Question 4 True / False
In an Arellano-Bond model, using more lag levels as instruments is generally better because it incorporates more information from the data.
TTrue
FFalse
Answer: False
As T grows, the instrument count grows quadratically, creating instrument proliferation. A very large instrument matrix relative to the number of groups N leads to two problems: the Hansen/Sargan test statistic becomes biased toward non-rejection (it overfits), and finite-sample bias increases. Practitioners routinely limit the lag depth to the first two or three lags regardless of T to keep the instrument count manageable. The rule of thumb is that the instrument count should not exceed N.
Question 5 Short Answer
Why does first-differencing eliminate the Nickell bias problem, and what new endogeneity problem does it create that requires instrumental variables?

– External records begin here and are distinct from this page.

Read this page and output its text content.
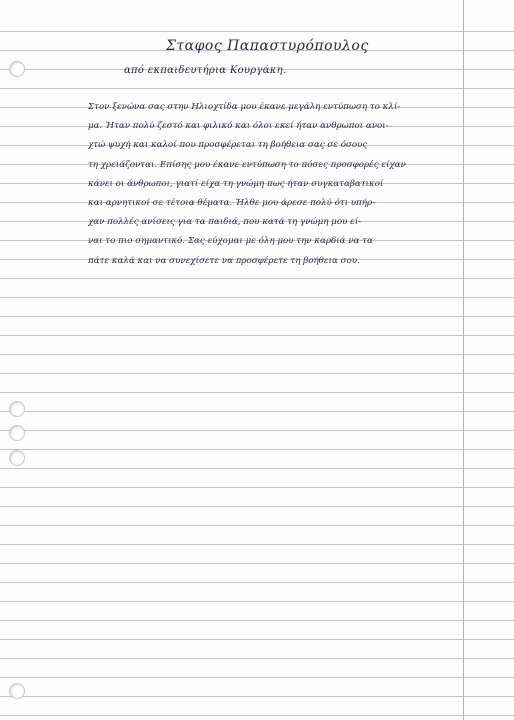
Σταφος Παπαστυρόπουλος
από εκπαιδευτήρια Κουργάκη.
Στον ξενώνα σας στην Ηλιοχτίδα μου έκανε μεγάλη εντύπωση το κλί-
μα. Ήταν πολύ ζεστό και φιλικό και όλοι εκεί ήταν ανθρωποι ανοι-
χτώ ψυχή και καλοί που προσφέρεται τη βοήθεια σας σε όσους
τη χρειάζονται. Επίσης μου έκανε εντύπωση το πόσες προσφορές είχαν
κάνει οι άνθρωποι, γιατί είχα τη γνώμη πως ήταν συγκαταβατικοί
και αρνητικοί σε τέτοια θέματα. Ήλθε μου άρεσε πολύ ότι υπήρ-
χαν πολλές ανίσεις για τα παιδιά, που κατά τη γνώμη μου εί-
ναι το πιο σημαντικό. Σας εύχομαι με όλη μου την καρδιά να τα
πάτε καλά και να συνεχίσετε να προσφέρετε τη βοήθεια σου.
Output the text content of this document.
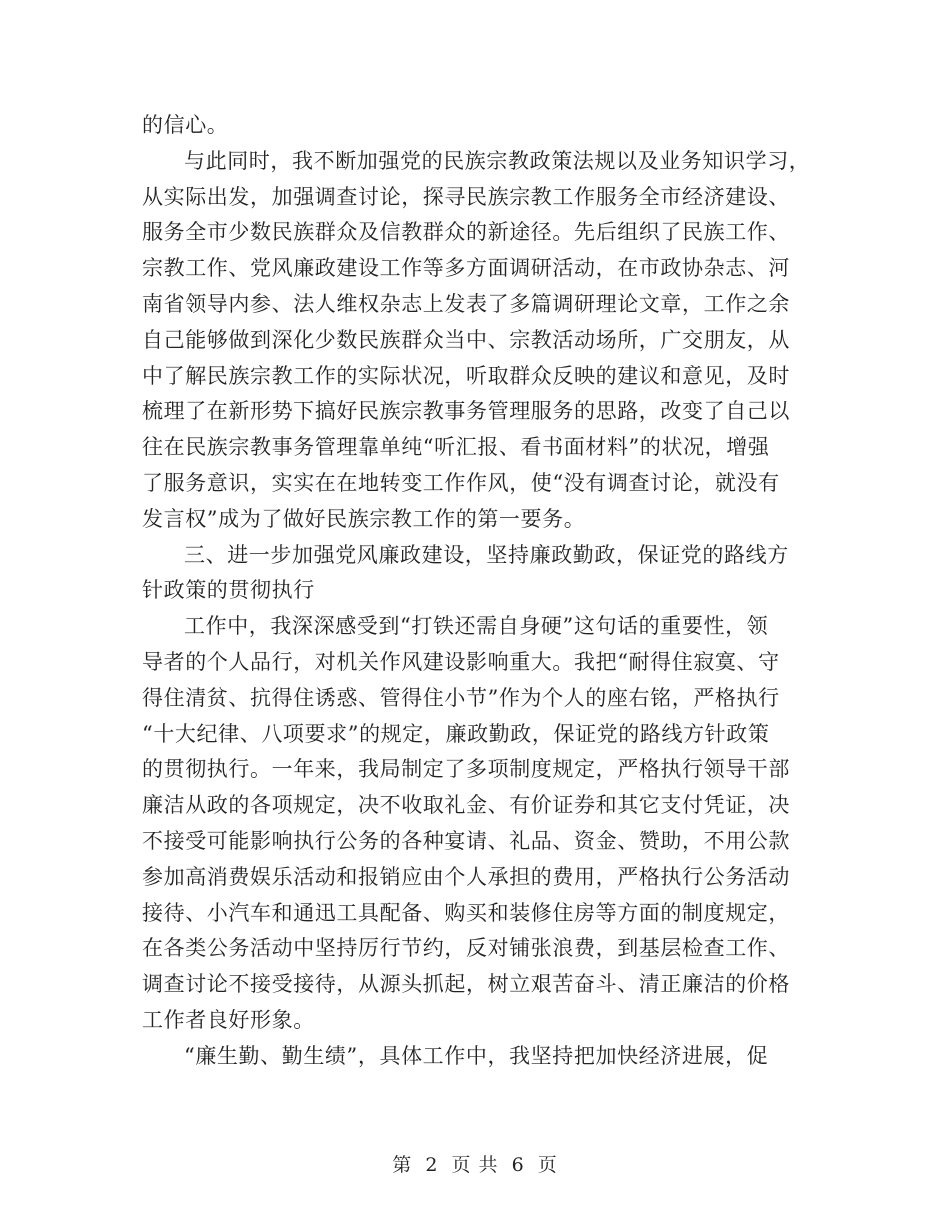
的信心。
与此同时，我不断加强党的民族宗教政策法规以及业务知识学习，
从实际出发，加强调查讨论，探寻民族宗教工作服务全市经济建设、
服务全市少数民族群众及信教群众的新途径。先后组织了民族工作、
宗教工作、党风廉政建设工作等多方面调研活动，在市政协杂志、河
南省领导内参、法人维权杂志上发表了多篇调研理论文章，工作之余
自己能够做到深化少数民族群众当中、宗教活动场所，广交朋友，从
中了解民族宗教工作的实际状况，听取群众反映的建议和意见，及时
梳理了在新形势下搞好民族宗教事务管理服务的思路，改变了自己以
往在民族宗教事务管理靠单纯“听汇报、看书面材料”的状况，增强
了服务意识，实实在在地转变工作作风，使“没有调查讨论，就没有
发言权”成为了做好民族宗教工作的第一要务。
三、进一步加强党风廉政建设，坚持廉政勤政，保证党的路线方
针政策的贯彻执行
工作中，我深深感受到“打铁还需自身硬”这句话的重要性，领
导者的个人品行，对机关作风建设影响重大。我把“耐得住寂寞、守
得住清贫、抗得住诱惑、管得住小节”作为个人的座右铭，严格执行
“十大纪律、八项要求”的规定，廉政勤政，保证党的路线方针政策
的贯彻执行。一年来，我局制定了多项制度规定，严格执行领导干部
廉洁从政的各项规定，决不收取礼金、有价证券和其它支付凭证，决
不接受可能影响执行公务的各种宴请、礼品、资金、赞助，不用公款
参加高消费娱乐活动和报销应由个人承担的费用，严格执行公务活动
接待、小汽车和通迅工具配备、购买和装修住房等方面的制度规定，
在各类公务活动中坚持厉行节约，反对铺张浪费，到基层检查工作、
调查讨论不接受接待，从源头抓起，树立艰苦奋斗、清正廉洁的价格
工作者良好形象。
“廉生勤、勤生绩”，具体工作中，我坚持把加快经济进展，促
第 2 页 共 6 页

Think about your answer, then reveal below.
Model answer: First-differencing eliminates αᵢ because the fixed effect appears in both Yᵢₜ and Yᵢₜ₋₁; subtracting gives ΔYᵢₜ = αΔYᵢₜ₋₁ + ΔX'ᵢₜβ + Δεᵢₜ with no αᵢ. But this creates a new problem: ΔYᵢₜ₋₁ = Yᵢₜ₋₁ − Yᵢₜ₋₂ is correlated with Δεᵢₜ = εᵢₜ − εᵢₜ₋₁ because both share εᵢₜ₋₁ (with opposite signs). So ΔYᵢₜ₋₁ is endogenous in the differenced equation. The solution is to instrument it: Yᵢₜ₋₂ (and earlier lags) are correlated with ΔYᵢₜ₋₁ but uncorrelated with Δεᵢₜ, as long as the original errors are not serially correlated — making them valid internal instruments available within the dataset.
The elegance of Arellano-Bond is that it solves both problems using only the data already available: differencing removes the fixed effect, and the lags that were already collected provide the instruments. No external instruments are required. The tradeoff is that the approach only works for large-N, small-T panels, and instrument validity depends critically on the absence of serial correlation in the original errors.